Today, however, the dynamics have changed thanks to the Internet of Things. As more and more "things" are connected, we begin to gain an abundance of new data points relative to the location and condition of assets in motion, that become significantly more accurate and valuable than periodic EDI transmissions. As a shipment is en route, there are now several purpose-built IoT analytic applications, such as TransVoyant and Savi, that leverage IoT-connected devices to provide real-time insight into where a shipment is with a tremendously accurate ability to provide an ETA.
Some of the benefits associated with real-time visibility of inventory include:
• Improved downstream operations. The ability to know where your shipment is, in real time, and accurately predict when a shipment will arrive can drastically improve how you plan and execute your downstream operations. A more accurate ETA enables a company to make better use of its warehouse resources, redeploy assets instead of waiting on late arrivals, improve how inventory is managed, and more.

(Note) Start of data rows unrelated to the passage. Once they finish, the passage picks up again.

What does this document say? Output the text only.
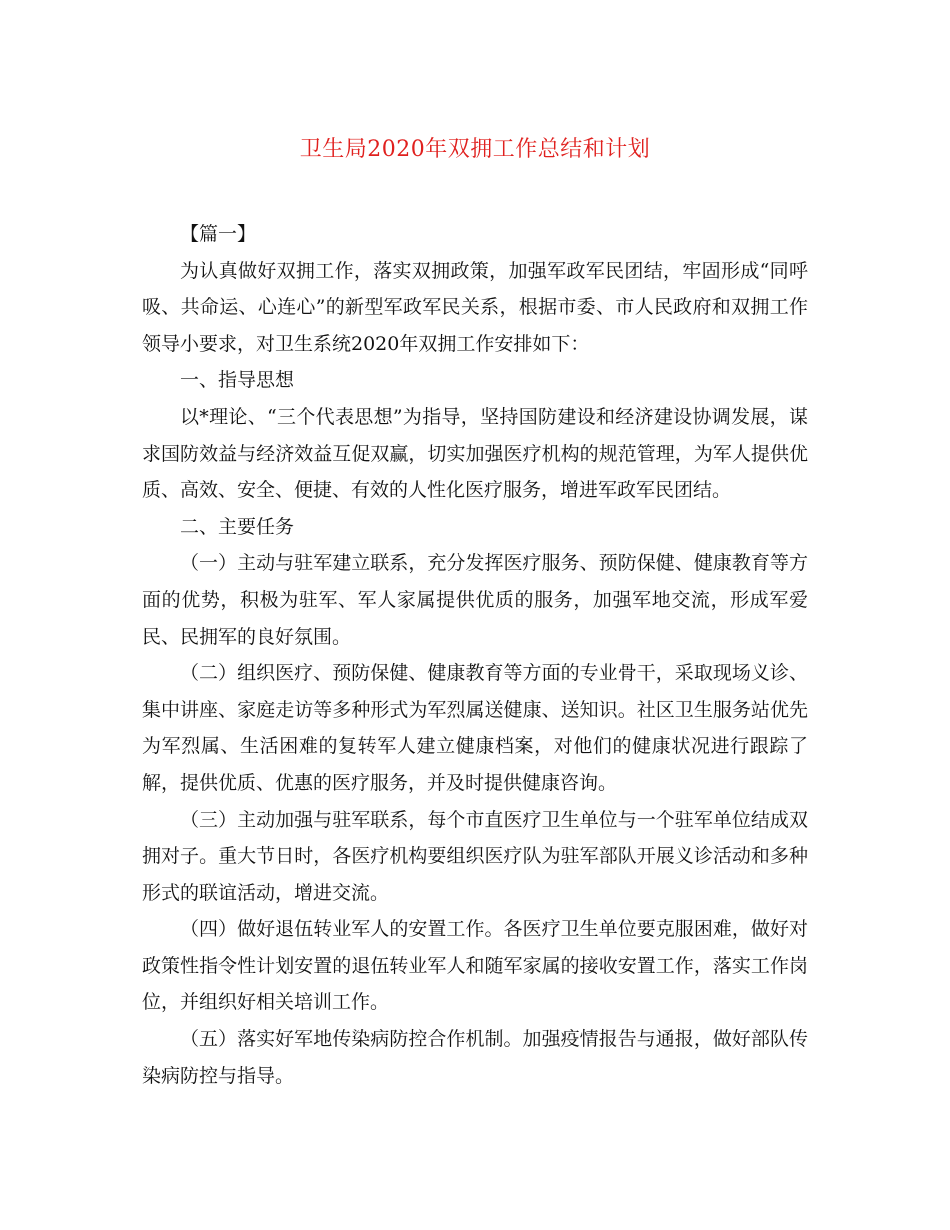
卫生局2020年双拥工作总结和计划

【篇一】

为认真做好双拥工作，落实双拥政策，加强军政军民团结，牢固形成“同呼吸、共命运、心连心”的新型军政军民关系，根据市委、市人民政府和双拥工作领导小要求，对卫生系统2020年双拥工作安排如下：

一、指导思想

以*理论、“三个代表思想”为指导，坚持国防建设和经济建设协调发展，谋求国防效益与经济效益互促双赢，切实加强医疗机构的规范管理，为军人提供优质、高效、安全、便捷、有效的人性化医疗服务，增进军政军民团结。

二、主要任务

（一）主动与驻军建立联系，充分发挥医疗服务、预防保健、健康教育等方面的优势，积极为驻军、军人家属提供优质的服务，加强军地交流，形成军爱民、民拥军的良好氛围。

（二）组织医疗、预防保健、健康教育等方面的专业骨干，采取现场义诊、集中讲座、家庭走访等多种形式为军烈属送健康、送知识。社区卫生服务站优先为军烈属、生活困难的复转军人建立健康档案，对他们的健康状况进行跟踪了解，提供优质、优惠的医疗服务，并及时提供健康咨询。

（三）主动加强与驻军联系，每个市直医疗卫生单位与一个驻军单位结成双拥对子。重大节日时，各医疗机构要组织医疗队为驻军部队开展义诊活动和多种形式的联谊活动，增进交流。

（四）做好退伍转业军人的安置工作。各医疗卫生单位要克服困难，做好对政策性指令性计划安置的退伍转业军人和随军家属的接收安置工作，落实工作岗位，并组织好相关培训工作。

（五）落实好军地传染病防控合作机制。加强疫情报告与通报，做好部队传染病防控与指导。
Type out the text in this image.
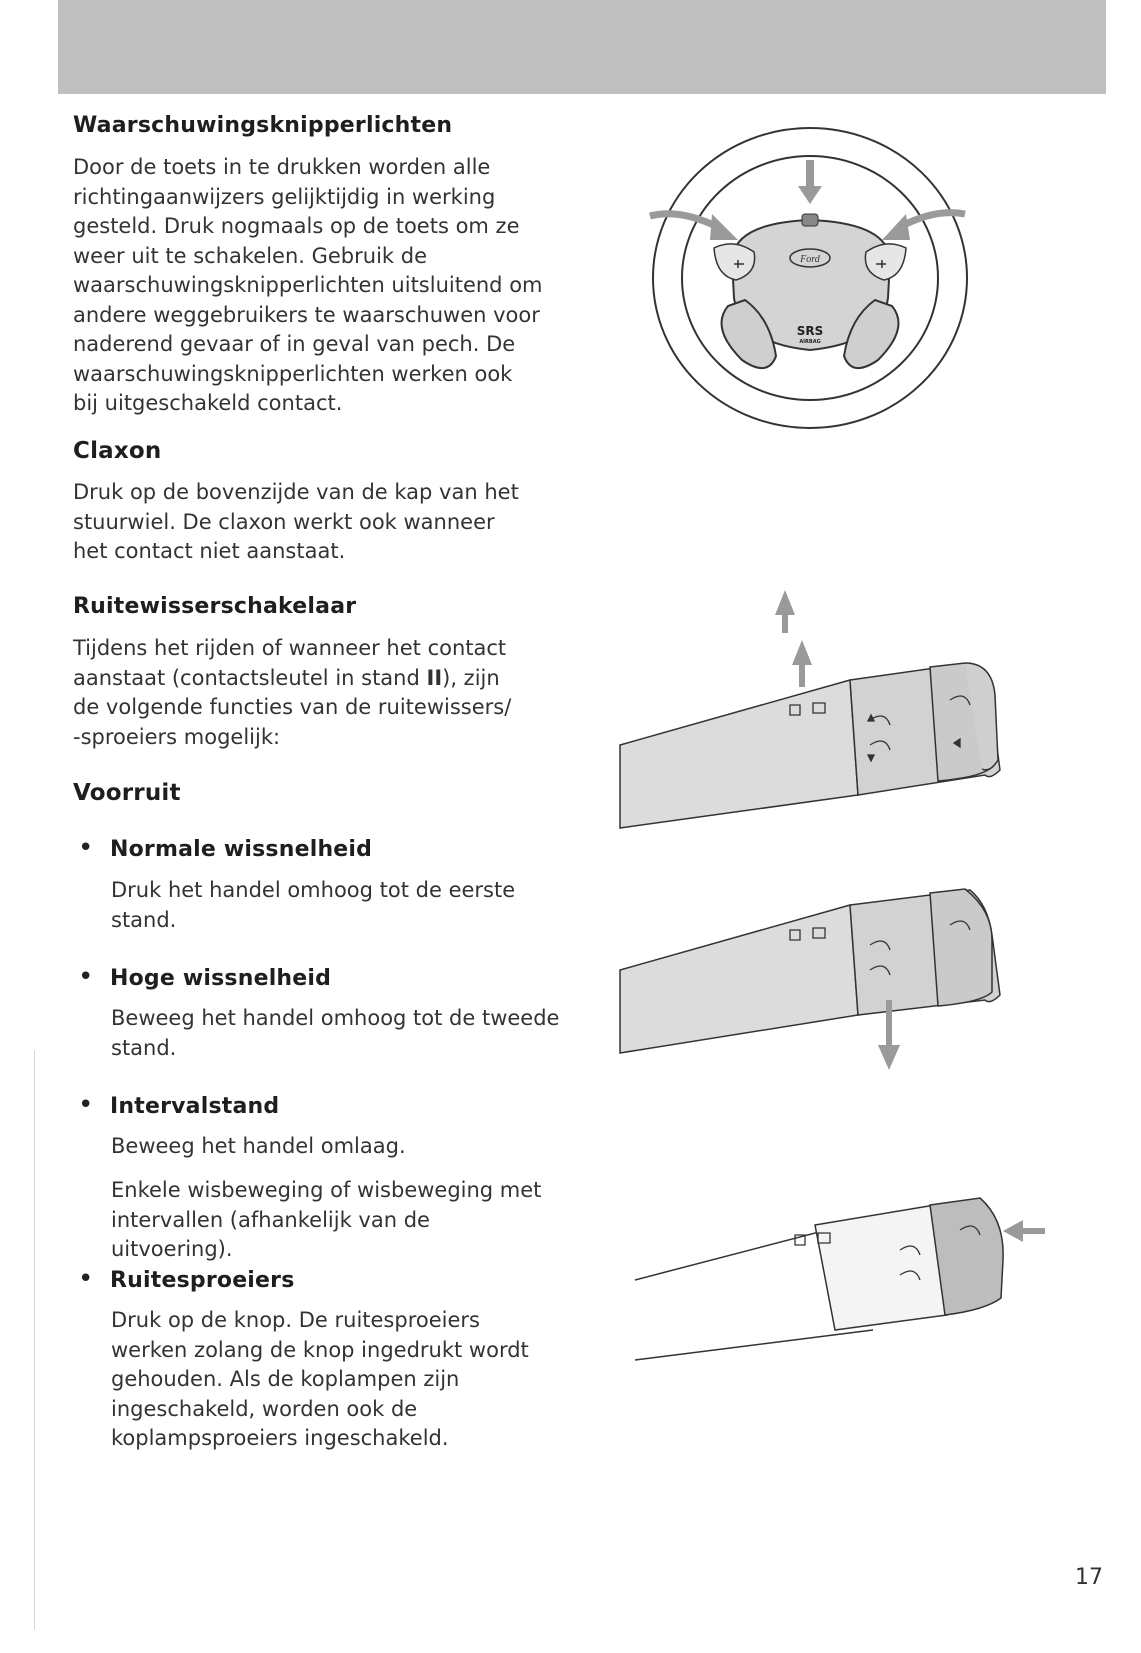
Waarschuwingsknipperlichten

Door de toets in te drukken worden alle richtingaanwijzers gelijktijdig in werking gesteld. Druk nogmaals op de toets om ze weer uit te schakelen. Gebruik de waarschuwingsknipperlichten uitsluitend om andere weggebruikers te waarschuwen voor naderend gevaar of in geval van pech. De waarschuwingsknipperlichten werken ook bij uitgeschakeld contact.

Claxon

Druk op de bovenzijde van de kap van het stuurwiel. De claxon werkt ook wanneer het contact niet aanstaat.

Ruitewisserschakelaar

Tijdens het rijden of wanneer het contact aanstaat (contactsleutel in stand II), zijn de volgende functies van de ruitewissers/ -sproeiers mogelijk:

Voorruit
• Normale wissnelheid

Druk het handel omhoog tot de eerste stand.

• Hoge wissnelheid

Beweeg het handel omhoog tot de tweede stand.

• Intervalstand

Beweeg het handel omlaag.

Enkele wisbeweging of wisbeweging met intervallen (afhankelijk van de uitvoering).

• Ruitesproeiers

Druk op de knop. De ruitesproeiers werken zolang de knop ingedrukt wordt gehouden. Als de koplampen zijn ingeschakeld, worden ook de koplampsproeiers ingeschakeld.

17
Ford
SRS
AIRBAG
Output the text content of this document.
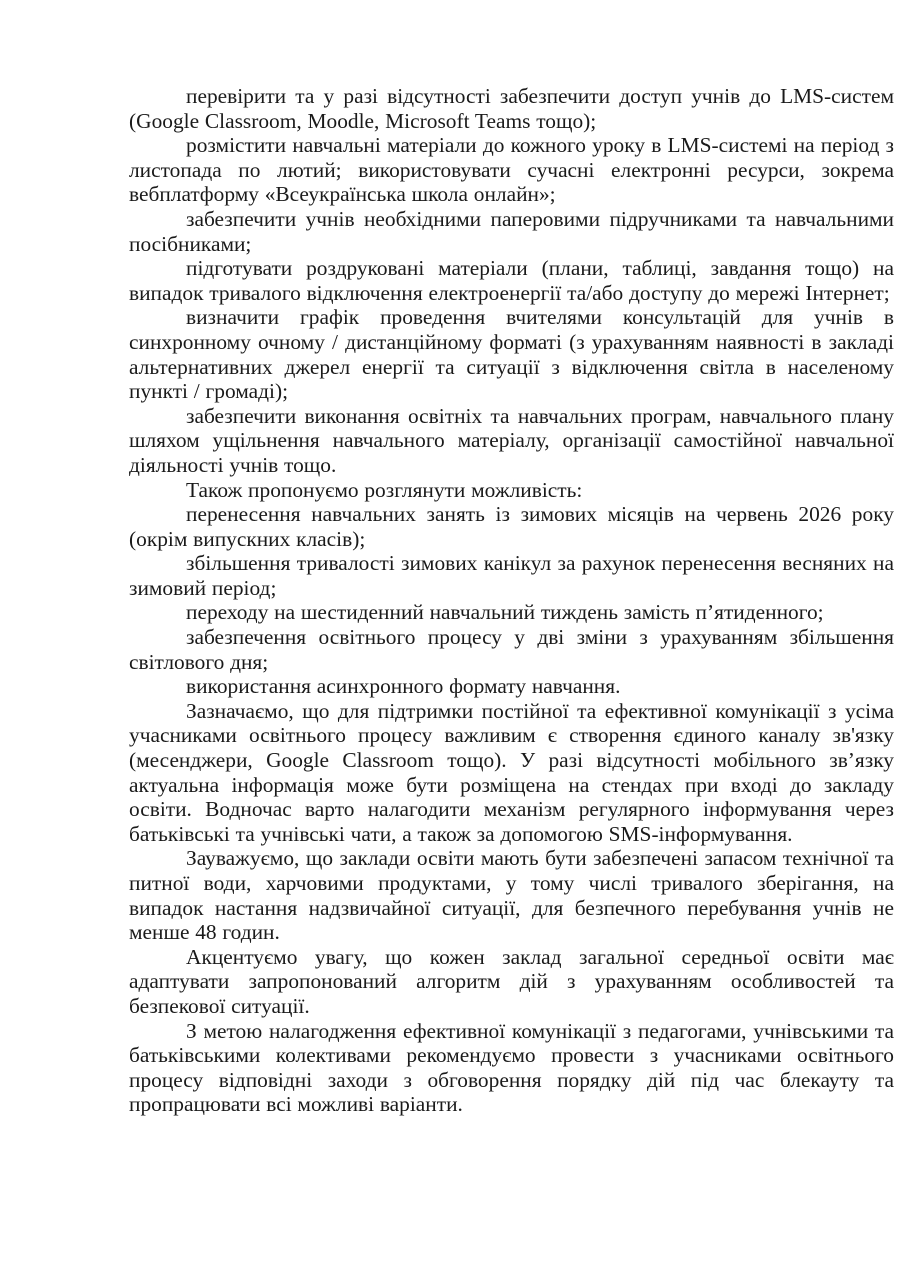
перевірити та у разі відсутності забезпечити доступ учнів до LMS-систем (Google Classroom, Moodle, Microsoft Teams тощо);

розмістити навчальні матеріали до кожного уроку в LMS-системі на період з листопада по лютий; використовувати сучасні електронні ресурси, зокрема вебплатформу «Всеукраїнська школа онлайн»;

забезпечити учнів необхідними паперовими підручниками та навчальними посібниками;

підготувати роздруковані матеріали (плани, таблиці, завдання тощо) на випадок тривалого відключення електроенергії та/або доступу до мережі Інтернет;

визначити графік проведення вчителями консультацій для учнів в синхронному очному / дистанційному форматі (з урахуванням наявності в закладі альтернативних джерел енергії та ситуації з відключення світла в населеному пункті / громаді);

забезпечити виконання освітніх та навчальних програм, навчального плану шляхом ущільнення навчального матеріалу, організації самостійної навчальної діяльності учнів тощо.

Також пропонуємо розглянути можливість:

перенесення навчальних занять із зимових місяців на червень 2026 року (окрім випускних класів);

збільшення тривалості зимових канікул за рахунок перенесення весняних на зимовий період;

переходу на шестиденний навчальний тиждень замість п’ятиденного;

забезпечення освітнього процесу у дві зміни з урахуванням збільшення світлового дня;

використання асинхронного формату навчання.

Зазначаємо, що для підтримки постійної та ефективної комунікації з усіма учасниками освітнього процесу важливим є створення єдиного каналу зв'язку (месенджери, Google Classroom тощо). У разі відсутності мобільного зв’язку актуальна інформація може бути розміщена на стендах при вході до закладу освіти. Водночас варто налагодити механізм регулярного інформування через батьківські та учнівські чати, а також за допомогою SMS-інформування.

Зауважуємо, що заклади освіти мають бути забезпечені запасом технічної та питної води, харчовими продуктами, у тому числі тривалого зберігання, на випадок настання надзвичайної ситуації, для безпечного перебування учнів не менше 48 годин.

Акцентуємо увагу, що кожен заклад загальної середньої освіти має адаптувати запропонований алгоритм дій з урахуванням особливостей та безпекової ситуації.

З метою налагодження ефективної комунікації з педагогами, учнівськими та батьківськими колективами рекомендуємо провести з учасниками освітнього процесу відповідні заходи з обговорення порядку дій під час блекауту та пропрацювати всі можливі варіанти.
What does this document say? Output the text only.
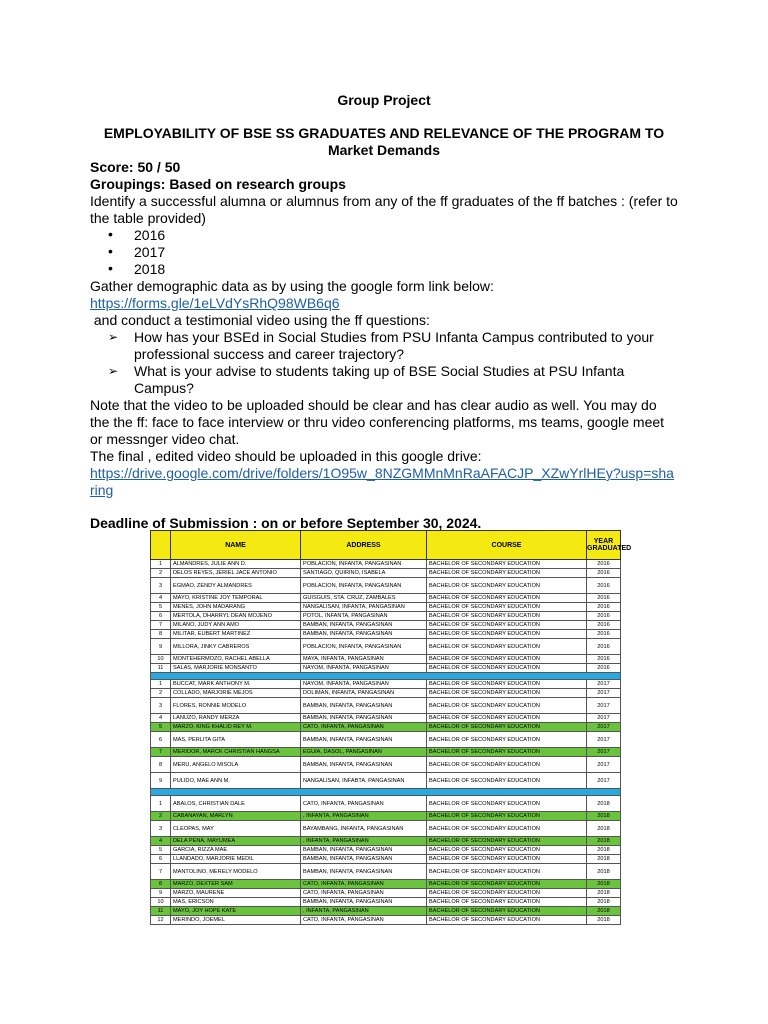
Group Project
EMPLOYABILITY OF BSE SS GRADUATES AND RELEVANCE OF THE PROGRAM TO Market Demands
Score: 50 / 50
Groupings: Based on research groups
Identify a successful alumna or alumnus from any of the ff graduates of the ff batches : (refer to the table provided)
• 2016
• 2017
• 2018
Gather demographic data as by using the google form link below:
https://forms.gle/1eLVdYsRhQ98WB6q6
and conduct a testimonial video using the ff questions:
➢ How has your BSEd in Social Studies from PSU Infanta Campus contributed to your professional success and career trajectory?
➢ What is your advise to students taking up of BSE Social Studies at PSU Infanta Campus?
Note that the video to be uploaded should be clear and has clear audio as well. You may do the the ff: face to face interview or thru video conferencing platforms, ms teams, google meet or messnger video chat.
The final , edited video should be uploaded in this google drive:
https://drive.google.com/drive/folders/1O95w_8NZGMMnMnRaAFACJP_XZwYrlHEy?usp=sharing
Deadline of Submission : on or before September 30, 2024.
	NAME	ADDRESS	COURSE	YEAR GRADUATED
1	ALMANDRES, JULIE ANN D.	POBLACION, INFANTA, PANGASINAN	BACHELOR OF SECONDARY EDUCATION	2016
2	DELOS REYES, JERIEL JACE ANTONIO	SANTIAGO, QUIRINO, ISABELA	BACHELOR OF SECONDARY EDUCATION	2016
3	EGMAO, ZENDY ALMANDRES	POBLACION, INFANTA, PANGASINAN	BACHELOR OF SECONDARY EDUCATION	2016
4	MAYO, KRISTINE JOY TEMPORAL	GUISGUIS, STA. CRUZ, ZAMBALES	BACHELOR OF SECONDARY EDUCATION	2016
5	MENES, JOHN MADARANG	NANGALISAN, INFANTA, PANGASINAN	BACHELOR OF SECONDARY EDUCATION	2016
6	MERTOLA, DHARRYL DEAN MOJENO	POTOL, INFANTA, PANGASINAN	BACHELOR OF SECONDARY EDUCATION	2016
7	MILANO, JUDY ANN AMO	BAMBAN, INFANTA, PANGASINAN	BACHELOR OF SECONDARY EDUCATION	2016
8	MILITAR, EUBERT MARTINEZ	BAMBAN, INFANTA, PANGASINAN	BACHELOR OF SECONDARY EDUCATION	2016
9	MILLORA, JINKY CABREROS	POBLACION, INFANTA, PANGASINAN	BACHELOR OF SECONDARY EDUCATION	2016
10	MONTEHERMOZO, RACHEL ABELLA	MAYA, INFANTA, PANGASINAN	BACHELOR OF SECONDARY EDUCATION	2016
11	SALAS, MARJORIE MONSANTO	NAYOM, INFANTA, PANGASINAN	BACHELOR OF SECONDARY EDUCATION	2016

1	BUCCAT, MARK ANTHONY M.	NAYOM, INFANTA, PANGASINAN	BACHELOR OF SECONDARY EDUCATION	2017
2	COLLADO, MARJORIE MEJOS	DOLIMAN, INFANTA, PANGASINAN	BACHELOR OF SECONDARY EDUCATION	2017
3	FLORES, RONNIE MODELO	BAMBAN, INFANTA, PANGASINAN	BACHELOR OF SECONDARY EDUCATION	2017
4	LANUZO, RANDY MERZA	BAMBAN, INFANTA, PANGASINAN	BACHELOR OF SECONDARY EDUCATION	2017
5	MARZO, KING KHALID REY M.	CATO, INFANTA, PANGASINAN	BACHELOR OF SECONDARY EDUCATION	2017
6	MAS, PERLITA GITA	BAMBAN, INFANTA, PANGASINAN	BACHELOR OF SECONDARY EDUCATION	2017
7	MERIDOR, MARCK CHRISTIAN HANGSA	EGUIA, DASOL, PANGASINAN	BACHELOR OF SECONDARY EDUCATION	2017
8	MERU, ANGELO MISOLA	BAMBAN, INFANTA, PANGASINAN	BACHELOR OF SECONDARY EDUCATION	2017
9	PULIDO, MAE ANN M.	NANGALISAN, INFABTA, PANGASINAN	BACHELOR OF SECONDARY EDUCATION	2017

1	ABALOS, CHRISTIAN DALE	CATO, INFANTA, PANGASINAN	BACHELOR OF SECONDARY EDUCATION	2018
2	CABANAYAN, MARLYN	, INFANTA, PANGASINAN	BACHELOR OF SECONDARY EDUCATION	2018
3	CLEOPAS, MAY	BAYAMBANG, INFANTA, PANGASINAN	BACHELOR OF SECONDARY EDUCATION	2018
4	DELA PENA, MAYUMEA	, INFANTA, PANGASINAN	BACHELOR OF SECONDARY EDUCATION	2018
5	GARCIA, RIZZA MAE	BAMBAN, INFANTA, PANGASINAN	BACHELOR OF SECONDARY EDUCATION	2018
6	LLANDADO, MARJORIE MEDIL	BAMBAN, INFANTA, PANGASINAN	BACHELOR OF SECONDARY EDUCATION	2018
7	MANTOLINO, MERELY MODELO	BAMBAN, INFANTA, PANGASINAN	BACHELOR OF SECONDARY EDUCATION	2018
8	MARZO, DEXTER SAM	CATO, INFANTA, PANGASINAN	BACHELOR OF SECONDARY EDUCATION	2018
9	MARZO, MAURENE	CATO, INFANTA, PANGASINAN	BACHELOR OF SECONDARY EDUCATION	2018
10	MAS, ERICSON	BAMBAN, INFANTA, PANGASINAN	BACHELOR OF SECONDARY EDUCATION	2018
11	MAYO, JOY HOPE KATE	, INFANTA, PANGASINAN	BACHELOR OF SECONDARY EDUCATION	2018
12	MERINDO, JOEMEL	CATO, INFANTA, PANGASINAN	BACHELOR OF SECONDARY EDUCATION	2018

• Improved customer service level. Improving customer service is often at the front end of supply-chain improvement initiatives. With real-time visibility into shipments, companies have a better handle on what to expect when having to allocate inventory across a broad range of customers.
• Risk avoidance. An abundance of information exists that can now be analyzed to predict when and where a disruption may occur along a transit lane. Companies are using advanced analytics on top of a variety of data points (weather, traffic, port congestion, social sentiment, etc.) to be able to predict a disruption, which can then be used to avoid an impending disruption.
• Leveraging inventory in-transit as available to promise. With real-time visibility to inventory in motion, companies can now rethink how they manage inventory and start to leverage inventory in motion as available to promise.
The key point here is that IoT is providing real value to companies that are using it is a resource to gain real-time visibility to assets in motion.
The Outlook
The Internet of Things is delivering an abundance of value for companies able to harness the massive amounts of data generated and leverage this data to deliver actionable insight. One highly valuable application is in the area of real-time visibility to in-transit inventory. With IoT and advanced analytics, supply chains are able to inject a never before attained level of visibility which is translating into significant business value.